While still performing, her interest in journalism led her to Fordham University where she continues to pursue a degree in communications. After retiring from performing, she founded POINTE magazine and was editor-in-chief from 2000-2009. The popular publication helps dancers prepare for the professional ballet world developing educational seminars and lectures on health and wellness for dancers, auditions and professional preparation.

Her honors include a Young Achiever Award from the National Council of Women, Outstanding Young Woman of America and the Dance Magazine Award, a Pen and Brush Achievement Award and the Washington Performing Arts Society’s 2008-2009 Pola Nirenska Lifetime Achievement Award and the 2009 Martha Hill Fund Mid-Career Award. Highlights of her guest appearances include a tour of Australia with  Stars of World Ballet, several appearances at various International Festivals of Dance in Havana Cuba, and with the Royal Ballet at The Royal Opera House in London. Her commitment to community service is maintained through volunteer assignments with New York Cares.

 

CHRISTINE COX

Panelist

Christine Cox is the Artistic & Executive Director of BalletX, Philadelphia’s premier contemporary ballet company which she co-founded with Matthew Neenan in 2005. The company has commissioned more than 60 world premiere ballets by 33 renowned and emerging choreographers to date, reaching more than 68,000 dance patrons.

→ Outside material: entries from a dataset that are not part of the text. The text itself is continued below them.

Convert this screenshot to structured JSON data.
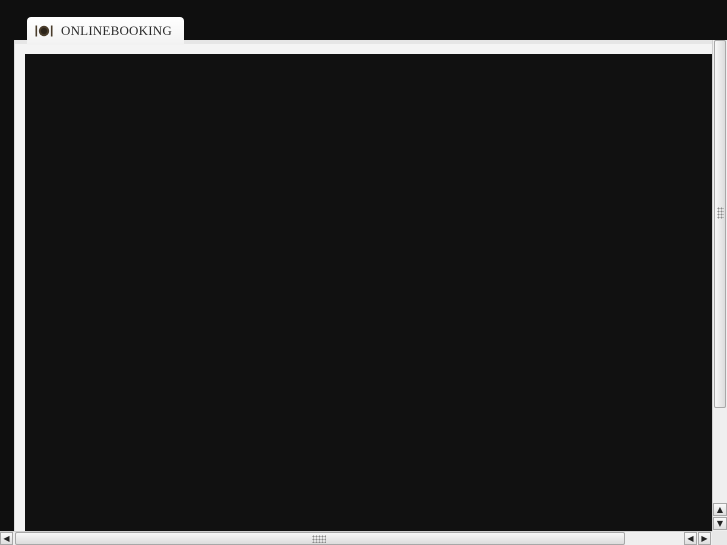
{
  "tab": {
    "label": "ONLINEBOOKING",
    "icon": "plate-cutlery-icon"
  },
  "scrollbars": {
    "up_arrow": "▲",
    "down_arrow": "▼",
    "left_arrow": "◀",
    "right_arrow": "▶"
  },
  "colors": {
    "content_background": "#111111",
    "frame": "#f4f4f4",
    "page_background": "#0f0f0f"
  }
}
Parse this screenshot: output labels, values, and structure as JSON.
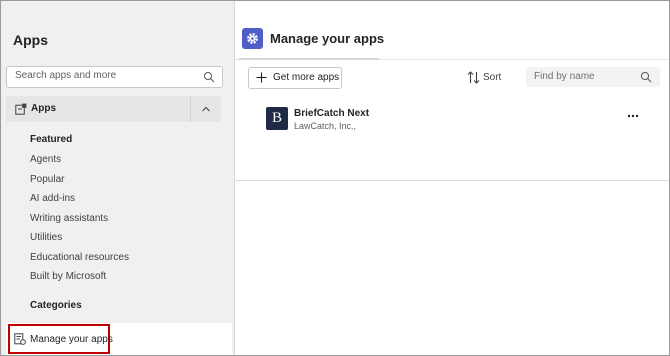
{
  "window": {
    "close_label": "×"
  },
  "sidebar": {
    "title": "Apps",
    "search": {
      "placeholder": "Search apps and more"
    },
    "apps_section_label": "Apps",
    "featured_heading": "Featured",
    "featured_items": [
      "Agents",
      "Popular",
      "AI add-ins",
      "Writing assistants",
      "Utilities",
      "Educational resources",
      "Built by Microsoft"
    ],
    "categories_heading": "Categories",
    "manage_label": "Manage your apps"
  },
  "main": {
    "title": "Manage your apps",
    "get_more_label": "Get more apps",
    "sort_label": "Sort",
    "find": {
      "placeholder": "Find by name"
    },
    "apps": [
      {
        "name": "BriefCatch Next",
        "publisher": "LawCatch, Inc.,",
        "logo_letter": "B"
      }
    ]
  },
  "colors": {
    "accent": "#4f5fc7",
    "highlight_border": "#c00000",
    "app_logo_bg": "#1f2a44"
  }
}
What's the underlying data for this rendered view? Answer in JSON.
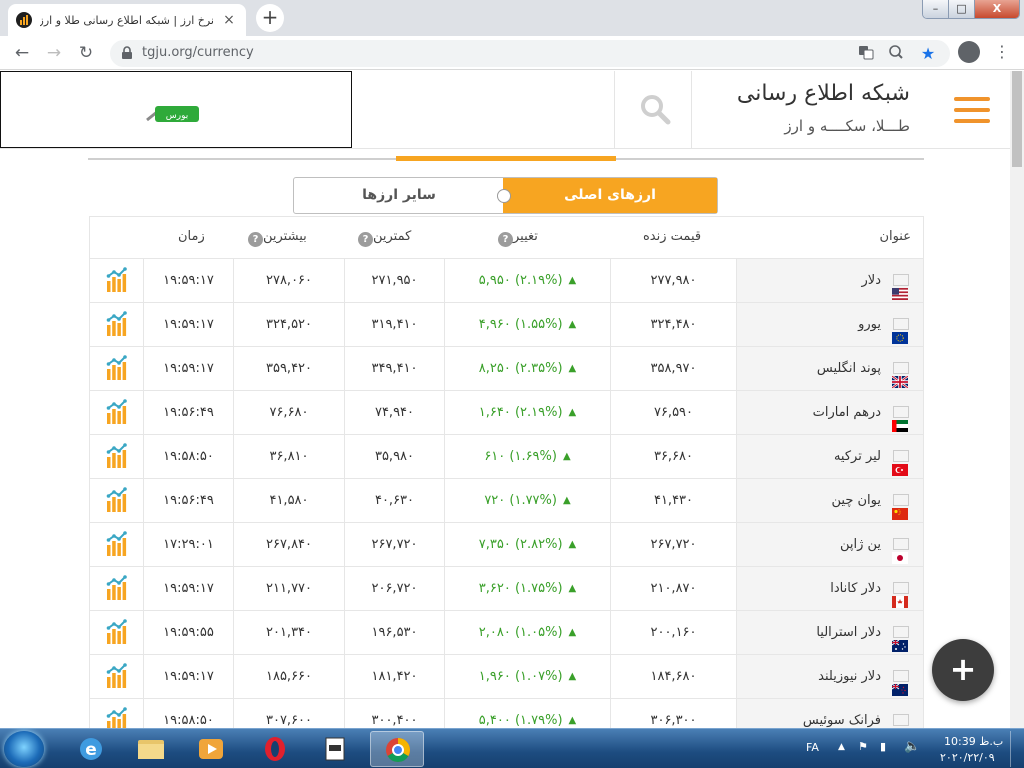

Under her leadership, the company has performed at prestigious national stages, including The Joyce Theater, Jacob’s Pillow Dance Festival, and Vail Dance Festival. Cox has committed BalletX to expanding dance’s vocabulary for all audiences, promoting initiatives that make contemporary ballet accessible and welcoming, including the company’s audience engagement program, The X-Process, and in-school educational outreach initiative, Dance eXchange.

In addition, Cox led a TEDx talk in December 2016 that was subsequently published on YouTube, building a bridge to help audiences understand the art form more fully. As an arts leader, Cox has served on review panels for the John S. and James L. Knight Foundation and New Jersey State Council on the Arts, and currently sits on the Advisory Board of the Philadelphia Arts & Business Council. For her work as a choreographer, educator, and performer, Christine has been recognized with two Rocky Awards for Outstanding Achievement in the Arts, as well as fellowships from the Independence Foundation and Pennsylvania Council on the Arts. Cox was a full-time company member with the Pennsylvania Ballet from 1993 until her retirement from the stage in 2006, she also danced for Ballet Met and Ballet Hispanico.